Politics Of Illusion
Maybe this essay’s literalism annoys you. So what if “white” people aren’t really white? Must we adopt some correct but clumsy term? “Caucasian”, perhaps? “European-American”? How inconvenient! “White” is such a short, simple word; it takes so little time and thought to say; so won’t it do?
No, it won’t. Consider this riddle, one told by Abraham Lincoln:
Suppose you call a tail a leg. How many legs does a dog have?
Answer: Four. Calling a tail a leg doesn’t make it a leg.
Likewise, I say: calling people white doesn’t make them white.
Dear reader, I urge you to see with your own eyes, rather than with other people’s lies! For whiteness is a lie. It supports the pseudoscience of race and the tyranny of supremacism, and it is itself an illusion. Anyone who sees white people is literally hallucinating.

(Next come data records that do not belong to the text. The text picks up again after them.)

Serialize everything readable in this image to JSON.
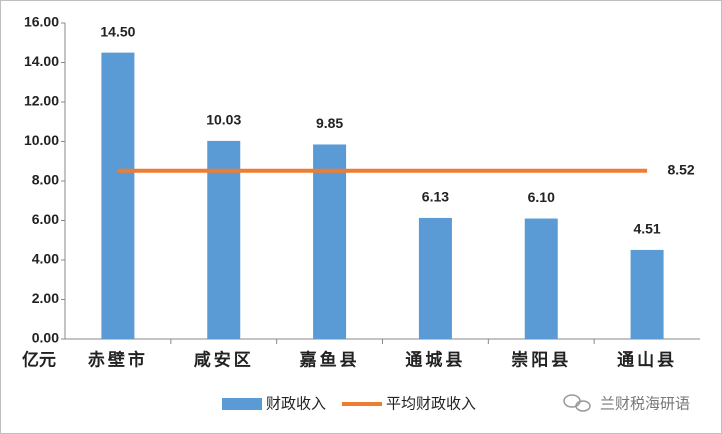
{
  "chart_data": {
    "type": "bar",
    "y_label": "亿元",
    "categories": [
      "赤壁市",
      "咸安区",
      "嘉鱼县",
      "通城县",
      "崇阳县",
      "通山县"
    ],
    "series": [
      {
        "name": "财政收入",
        "type": "bar",
        "color": "#5b9bd5",
        "values": [
          14.5,
          10.03,
          9.85,
          6.13,
          6.1,
          4.51
        ],
        "value_labels": [
          "14.50",
          "10.03",
          "9.85",
          "6.13",
          "6.10",
          "4.51"
        ]
      },
      {
        "name": "平均财政收入",
        "type": "line",
        "color": "#ed7d31",
        "values": [
          8.52,
          8.52,
          8.52,
          8.52,
          8.52,
          8.52
        ],
        "value_labels": [
          null,
          null,
          null,
          null,
          null,
          "8.52"
        ]
      }
    ],
    "ylim": [
      0,
      16
    ],
    "yticks": [
      {
        "value": 0,
        "label": "0.00"
      },
      {
        "value": 2,
        "label": "2.00"
      },
      {
        "value": 4,
        "label": "4.00"
      },
      {
        "value": 6,
        "label": "6.00"
      },
      {
        "value": 8,
        "label": "8.00"
      },
      {
        "value": 10,
        "label": "10.00"
      },
      {
        "value": 12,
        "label": "12.00"
      },
      {
        "value": 14,
        "label": "14.00"
      },
      {
        "value": 16,
        "label": "16.00"
      }
    ],
    "grid": false,
    "legend": "bottom",
    "watermark": "兰财税海研语"
  }
}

Racism requires such hallucinations, for race does not exist. Race is an exaggeration. It is a genetic tan. It’s skin-deep. It is no more than a tribal signifier; and tribalism fights for symbols, not realities.
Humankind’s skill at manipulating symbols leaves us vulnerable to being manipulated by our own symbols. It is a kind of magic spell that we can cast upon ourselves; hatred by hypnosis.
How to dispel such ensorcelment? This essay proposes an aesthetic antidote and a moral tactic. The aesthetic antidote is optical precision. Mark Twain defined the moral tactic with this aphorism:
One horselaugh is worth a thousand syllogisms.